Esaminati gli atti ed i documenti di causa.
Uditi nella pubblica udienza del 19 marzo 2026, con l’assistenza del Segretario dott. Massimo Bellaveglia, l’avv. Mirko Minuti per il ricorrente e l’avv. ST Di AT per l’Inps.
Ritenuto in
FATTO
I. Con l’atto introduttivo del giudizio il signor [Omissis] [Omissis]

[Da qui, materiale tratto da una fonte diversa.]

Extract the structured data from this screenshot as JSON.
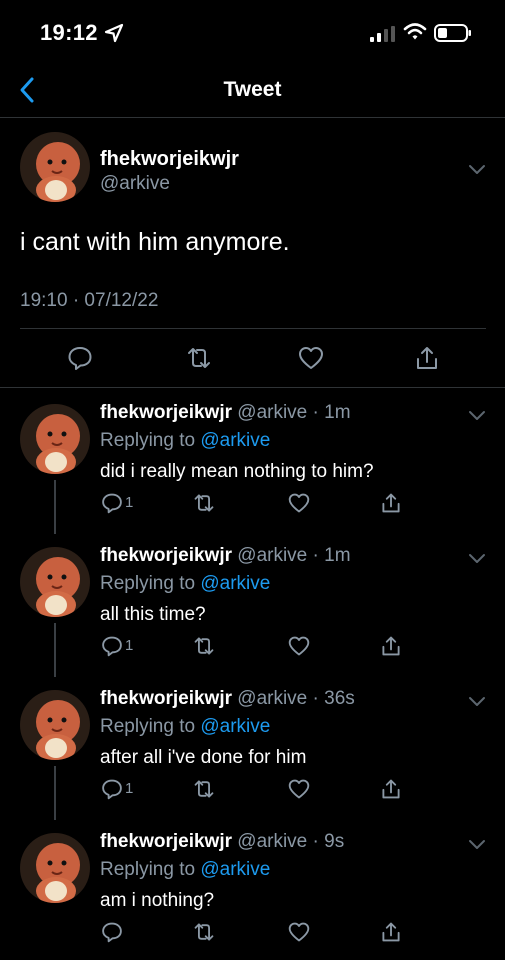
{
  "status_bar": {
    "time": "19:12"
  },
  "nav": {
    "title": "Tweet"
  },
  "main_tweet": {
    "display_name": "fhekworjeikwjr",
    "handle": "@arkive",
    "text": "i cant with him anymore.",
    "meta": "19:10 · 07/12/22"
  },
  "replies": [
    {
      "display_name": "fhekworjeikwjr",
      "handle_time": "@arkive · 1m",
      "replying_prefix": "Replying to ",
      "replying_to": "@arkive",
      "text": "did i really mean nothing to him?",
      "reply_count": "1"
    },
    {
      "display_name": "fhekworjeikwjr",
      "handle_time": "@arkive · 1m",
      "replying_prefix": "Replying to ",
      "replying_to": "@arkive",
      "text": "all this time?",
      "reply_count": "1"
    },
    {
      "display_name": "fhekworjeikwjr",
      "handle_time": "@arkive · 36s",
      "replying_prefix": "Replying to ",
      "replying_to": "@arkive",
      "text": "after all i've done for him",
      "reply_count": "1"
    },
    {
      "display_name": "fhekworjeikwjr",
      "handle_time": "@arkive · 9s",
      "replying_prefix": "Replying to ",
      "replying_to": "@arkive",
      "text": "am i nothing?",
      "reply_count": ""
    }
  ],
  "icons": {
    "status": [
      "location-arrow-icon",
      "cellular-signal-icon",
      "wifi-icon",
      "battery-icon"
    ],
    "nav": [
      "back-chevron-icon"
    ],
    "actions": [
      "reply-icon",
      "retweet-icon",
      "like-icon",
      "share-icon"
    ],
    "menu": "chevron-down-icon"
  },
  "colors": {
    "background": "#000000",
    "accent": "#1d9bf0",
    "secondary_text": "#8b98a5",
    "divider": "#2f3336"
  }
}
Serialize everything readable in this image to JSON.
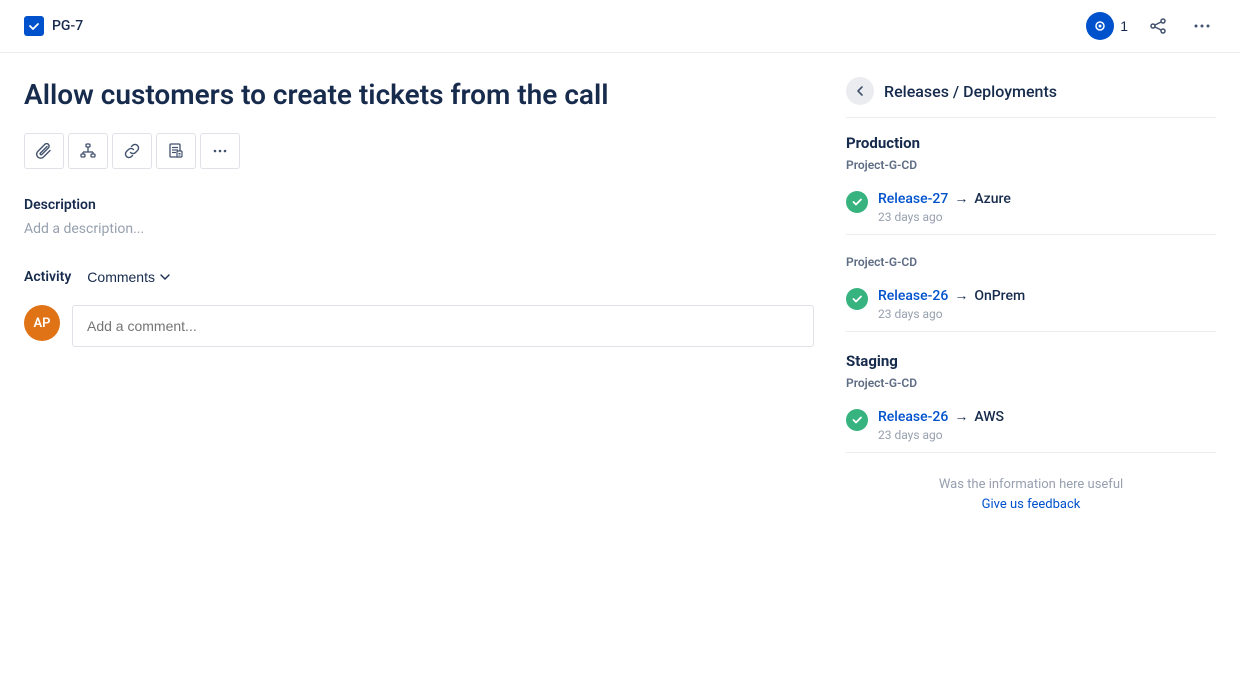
{
  "header": {
    "issue_id": "PG-7",
    "watch_count": "1",
    "back_label": "←"
  },
  "issue": {
    "title": "Allow customers to create tickets from the call"
  },
  "description": {
    "label": "Description",
    "placeholder": "Add a description..."
  },
  "activity": {
    "label": "Activity",
    "comments_label": "Comments",
    "comment_placeholder": "Add a comment...",
    "avatar_initials": "AP"
  },
  "releases": {
    "breadcrumb": "Releases / Deployments",
    "environments": [
      {
        "name": "Production",
        "project": "Project-G-CD",
        "releases": [
          {
            "release": "Release-27",
            "arrow": "→",
            "target": "Azure",
            "time": "23 days ago"
          }
        ]
      },
      {
        "name": "",
        "project": "Project-G-CD",
        "releases": [
          {
            "release": "Release-26",
            "arrow": "→",
            "target": "OnPrem",
            "time": "23 days ago"
          }
        ]
      },
      {
        "name": "Staging",
        "project": "Project-G-CD",
        "releases": [
          {
            "release": "Release-26",
            "arrow": "→",
            "target": "AWS",
            "time": "23 days ago"
          }
        ]
      }
    ],
    "feedback_text": "Was the information here useful",
    "feedback_link": "Give us feedback"
  },
  "toolbar": {
    "attach": "📎",
    "hierarchy": "⛙",
    "link": "🔗",
    "doc": "📋",
    "more": "···"
  }
}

[Omissis], già dipendente del Ministero della cultura di Roma, cessato dal servizio per limiti di età il 31/7/2021, titolare di pensione anticipata calcolata con il metodo misto, ha chiesto di accertare il diritto alla riliquidazione della quota retributiva della pensione fino al 31 dicembre 2011, e non fino al 31 dicembre 1995, come avvenuto nella realtà. A tal riguardo, ha rappresentato che la Direzione provinciale Inps di Perugia ha indicato nell’atto di conferimento della pensione, da una parte, nel
“quadro I-servizio utile ai fini del diritto” il “totale servizi fino al 31/12/1995:
anni 17, mesi 11, giorni 19, arrotondato ad anni 18, mesi 0”, e dall’altra parte ha computato nel “quadro II-trattamento provvisorio diretto” come periodo utile ai fini del calcolo delle quote A e B di pensione il “servizio al 31/12/1995”, invece che “al 31/12/2011”, e nella casella “montante contributivo” relativo alla quota C di pensione il periodo “dal 1996 in poi”,
e non “dal 2012 in poi”. Secondo il ricorrente, l’Inps avrebbe dovuto riconoscere l’arrotondamento a 18 anni dell’anzianità contributiva maturata alla data del 31/12/1995, considerando come mese intero la frazione finale di 19 giorni, e quindi avrebbe dovuto liquidare la pensione col metodo retributivo sino al 31 dicembre 2011, ai sensi dell’art. 1, comma 13, della legge n.335/1995 e dell’art. 24, comma 2, del D.L. n.201/2011 convertito in legge n. 214/2011. Ciò si afferma in quanto l’art. 59, comma 1, lettera b), della legge n. 449/1997 ha abrogato l’art. 40 del DPR n.!092/1973, disponendo che ai fini del calcolo dell’anzianità contributiva le frazioni di anno non danno luogo ad arrotondamenti in eccesso o in difetto; nulla, però, ha specificato per le frazioni di mese. Pertanto, come chiarito a suo tempo dall’Inpdap con circolare n.14 del 16/3/1998, per i trattamenti di quiescenza decorrenti dal 2/1/1998 si dovrebbero applicare le disposizioni sugli arrotondamenti mensili previste dall’art.3 della legge n.274/1991, secondo cui la frazione di mese non superiore a 15 giorni deve essere trascurata, mentre quella superiore alla soglia di 15 giorni deve essere computata come mese intero. In conclusione, secondo il signor [Omissis]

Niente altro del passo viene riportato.